In het lied dat we
zojuist zongen (in het lied dat het koor morgen zal zingen en dat in uw boekje
wel met tekst is afgedrukt) wordt een beeld geschets van onze wereld, zoals we
die vaak ervaren: koud en kil, mensen die elkaar niet aankijken, mensen die
elkaar vaak niet meer groeten (zo van, hé goeie
morgen).
En tegelijk, een einde
dat heel hoopvol is, een einde waar we naar toe willen leven:
Gooi de deuren toch eens open en biedt je tijd en
vriendschap aan.
Geef iedereen te hopen, laat niemand in de koude staan.

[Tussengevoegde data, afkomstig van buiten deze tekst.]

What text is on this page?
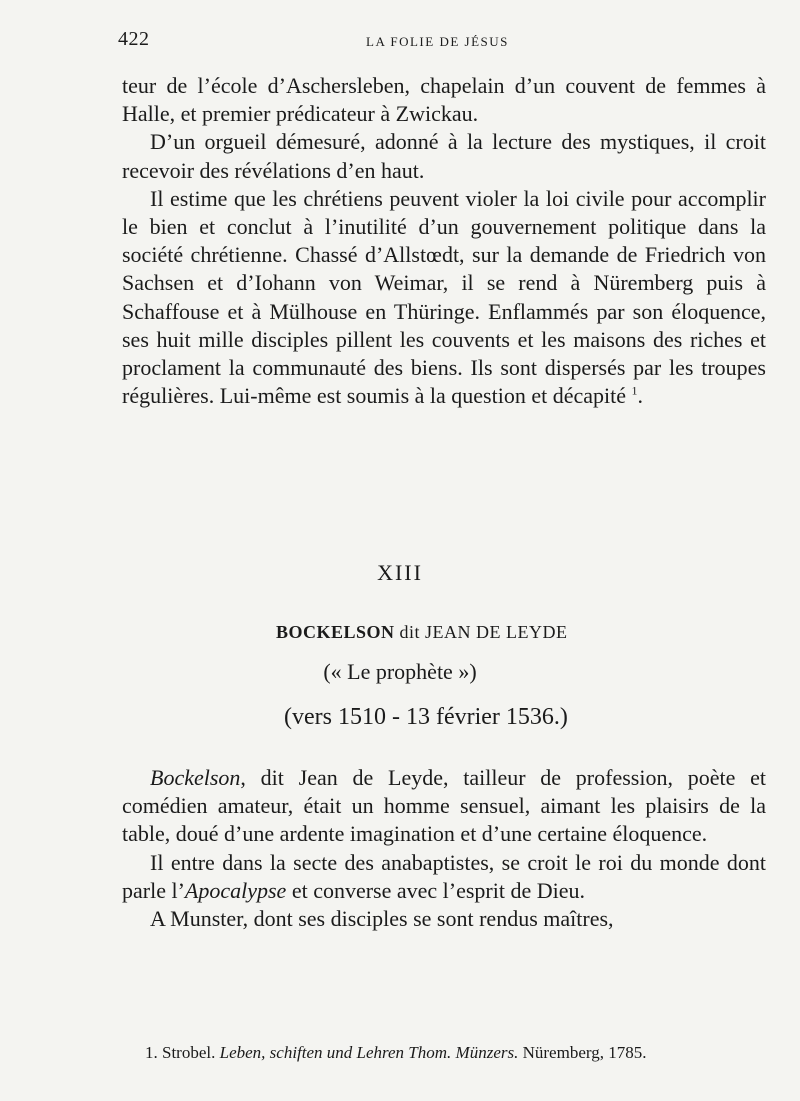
422	LA FOLIE DE JÉSUS

teur de l’école d’Aschersleben, chapelain d’un couvent de femmes à Halle, et premier prédicateur à Zwickau.

D’un orgueil démesuré, adonné à la lecture des mystiques, il croit recevoir des révélations d’en haut.

Il estime que les chrétiens peuvent violer la loi civile pour accomplir le bien et conclut à l’inutilité d’un gouvernement politique dans la société chrétienne. Chassé d’Allstœdt, sur la demande de Friedrich von Sachsen et d’Iohann von Weimar, il se rend à Nüremberg puis à Schaffouse et à Mülhouse en Thüringe. Enflammés par son éloquence, ses huit mille disciples pillent les couvents et les maisons des riches et proclament la communauté des biens. Ils sont dispersés par les troupes régulières. Lui-même est soumis à la question et décapité $^1$.

XIII
BOCKELSON dit JEAN DE LEYDE
(« Le prophète »)
(vers 1510 - 13 février 1536.)

Bockelson, dit Jean de Leyde, tailleur de profession, poète et comédien amateur, était un homme sensuel, aimant les plaisirs de la table, doué d’une ardente imagination et d’une certaine éloquence.

Il entre dans la secte des anabaptistes, se croit le roi du monde dont parle l’Apocalypse et converse avec l’esprit de Dieu.

A Munster, dont ses disciples se sont rendus maîtres,

1. Strobel. Leben, schiften und Lehren Thom. Münzers. Nüremberg, 1785.
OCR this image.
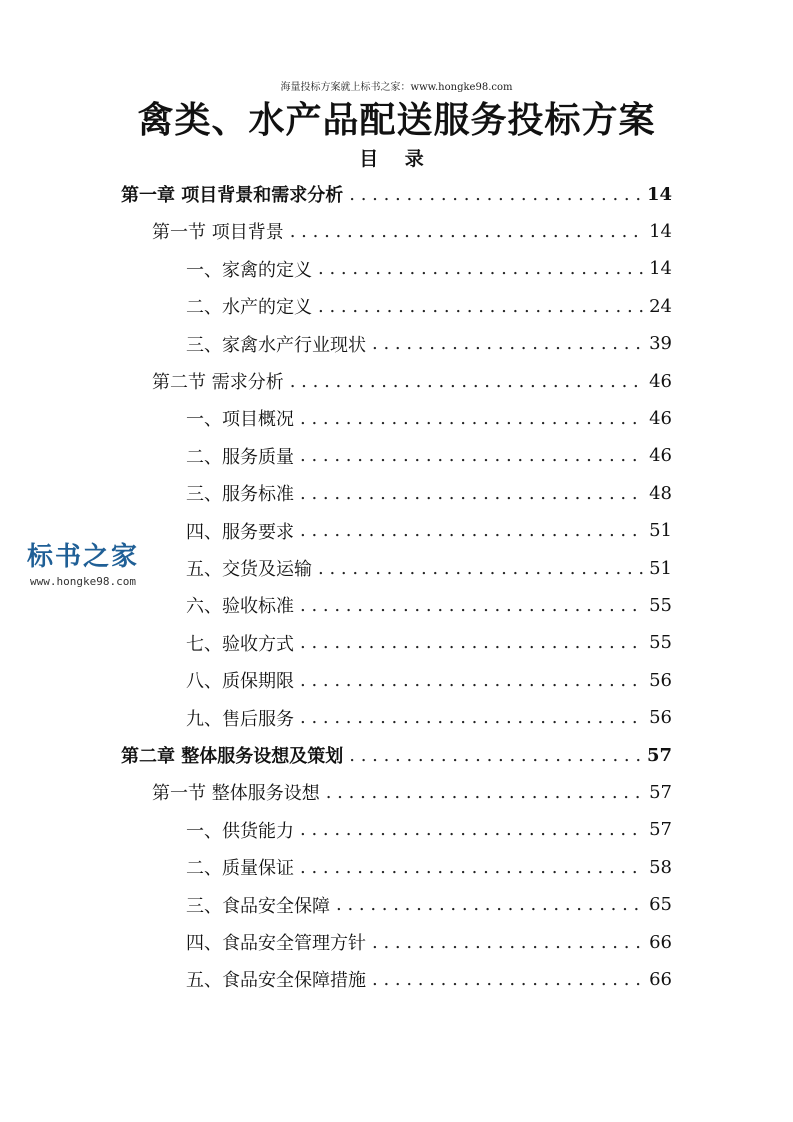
海量投标方案就上标书之家：www.hongke98.com
禽类、水产品配送服务投标方案
目 录
第一章 项目背景和需求分析 . . .	14
第一节 项目背景 . . .	14
一、家禽的定义 . . .	14
二、水产的定义 . . .	24
三、家禽水产行业现状 . . .	39
第二节 需求分析 . . .	46
一、项目概况 . . .	46
二、服务质量 . . .	46
三、服务标准 . . .	48
四、服务要求 . . .	51
五、交货及运输 . . .	51
六、验收标准 . . .	55
七、验收方式 . . .	55
八、质保期限 . . .	56
九、售后服务 . . .	56
第二章 整体服务设想及策划 . . .	57
第一节 整体服务设想 . . .	57
一、供货能力 . . .	57
二、质量保证 . . .	58
三、食品安全保障 . . .	65
四、食品安全管理方针 . . .	66
五、食品安全保障措施 . . .	66
标书之家
www.hongke98.com
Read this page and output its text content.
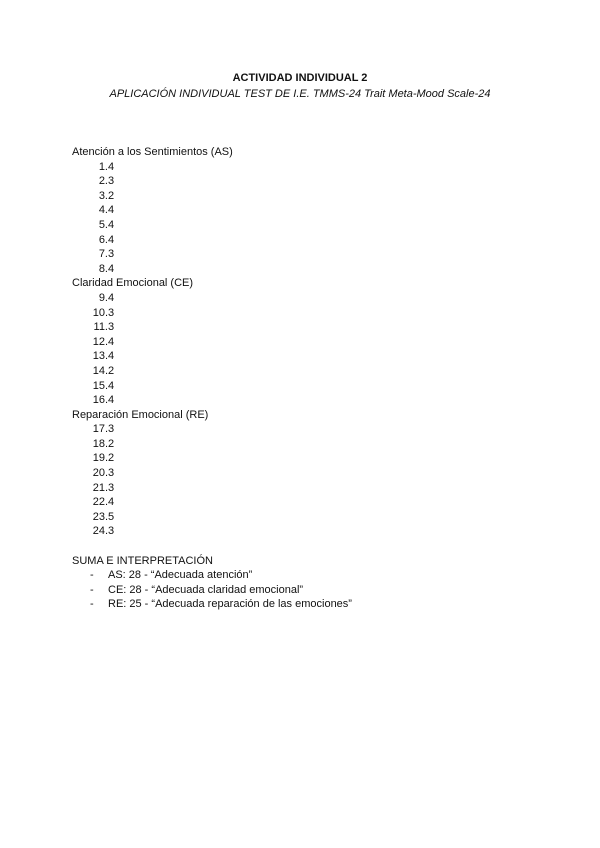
ACTIVIDAD INDIVIDUAL 2
APLICACIÓN INDIVIDUAL TEST DE I.E. TMMS-24 Trait Meta-Mood Scale-24
Atención a los Sentimientos (AS)
1. 4
2. 3
3. 2
4. 4
5. 4
6. 4
7. 3
8. 4
Claridad Emocional (CE)
9. 4
10. 3
11. 3
12. 4
13. 4
14. 2
15. 4
16. 4
Reparación Emocional (RE)
17. 3
18. 2
19. 2
20. 3
21. 3
22. 4
23. 5
24. 3
SUMA E INTERPRETACIÓN
- AS: 28 - “Adecuada atención”
- CE: 28 - “Adecuada claridad emocional”
- RE: 25 - “Adecuada reparación de las emociones”
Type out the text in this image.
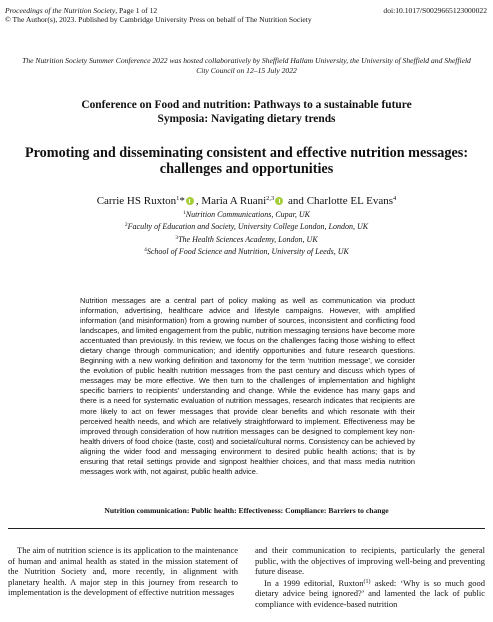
Proceedings of the Nutrition Society, Page 1 of 12
© The Author(s), 2023. Published by Cambridge University Press on behalf of The Nutrition Society
doi:10.1017/S0029665123000022
The Nutrition Society Summer Conference 2022 was hosted collaboratively by Sheffield Hallam University, the University of Sheffield and Sheffield City Council on 12–15 July 2022
Conference on Food and nutrition: Pathways to a sustainable future
Symposia: Navigating dietary trends
Promoting and disseminating consistent and effective nutrition messages: challenges and opportunities
Carrie HS Ruxton$^1$* , Maria A Ruani$^{2,3}$ and Charlotte EL Evans$^4$
$^1$Nutrition Communications, Cupar, UK
$^2$Faculty of Education and Society, University College London, London, UK
$^3$The Health Sciences Academy, London, UK
$^4$School of Food Science and Nutrition, University of Leeds, UK
Nutrition messages are a central part of policy making as well as communication via product information, advertising, healthcare advice and lifestyle campaigns. However, with amplified information (and misinformation) from a growing number of sources, inconsistent and conflicting food landscapes, and limited engagement from the public, nutrition messaging tensions have become more accentuated than previously. In this review, we focus on the challenges facing those wishing to effect dietary change through communication; and identify opportunities and future research questions. Beginning with a new working definition and taxonomy for the term ‘nutrition message’, we consider the evolution of public health nutrition messages from the past century and discuss which types of messages may be more effective. We then turn to the challenges of implementation and highlight specific barriers to recipients’ understanding and change. While the evidence has many gaps and there is a need for systematic evaluation of nutrition messages, research indicates that recipients are more likely to act on fewer messages that provide clear benefits and which resonate with their perceived health needs, and which are relatively straightforward to implement. Effectiveness may be improved through consideration of how nutrition messages can be designed to complement key non-health drivers of food choice (taste, cost) and societal/cultural norms. Consistency can be achieved by aligning the wider food and messaging environment to desired public health actions; that is by ensuring that retail settings provide and signpost healthier choices, and that mass media nutrition messages work with, not against, public health advice.
Nutrition communication: Public health: Effectiveness: Compliance: Barriers to change

The aim of nutrition science is its application to the maintenance of human and animal health as stated in the mission statement of the Nutrition Society and, more recently, in alignment with planetary health. A major step in this journey from research to implementation is the development of effective nutrition messages

and their communication to recipients, particularly the general public, with the objectives of improving well-being and preventing future disease.

In a 1999 editorial, Ruxton$^{(1)}$ asked: ‘Why is so much good dietary advice being ignored?’ and lamented the lack of public compliance with evidence-based nutrition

Dan komt de wereld van: hé jij goede morgen,
vergeet toch al je zorgen.
Goeie morgen, tot morgen!
Dit liedje heeft alles te
maken met het thema: het goede doen, dat mag iedereen!
Het is ook de strekking
van de lezingen van vandaag.
En het kan ons op weg
zetten bij de vraag wat catechese is en wat wij in onze Andreasparochie
willen met onze jeugd (en de volwassenen net zo goed), wat willen we ze
meegeven van ons geloof, wat hopen we dat ze leren
over geloven in God en over Jezus. In elk geval dat we de deuren willen open
gooien, dat we tijd en interesse en vriendschap willen bieden aan iedereen die
op onze weg komt. Dat we niemand in de kou willen laten staan.
Dat zijn mooie woorden en
papier is geduldig. Maar is dat nu catechese en hoe gaat dat in de praktijk?
Linda vond een passende
tekst in een boekje van Nel van Drie, waar stond:
Leer ze dat de Woorden wijzen, hoe het leven goed
kan zijn
door elkaar te respecteren overwin je de woestijn.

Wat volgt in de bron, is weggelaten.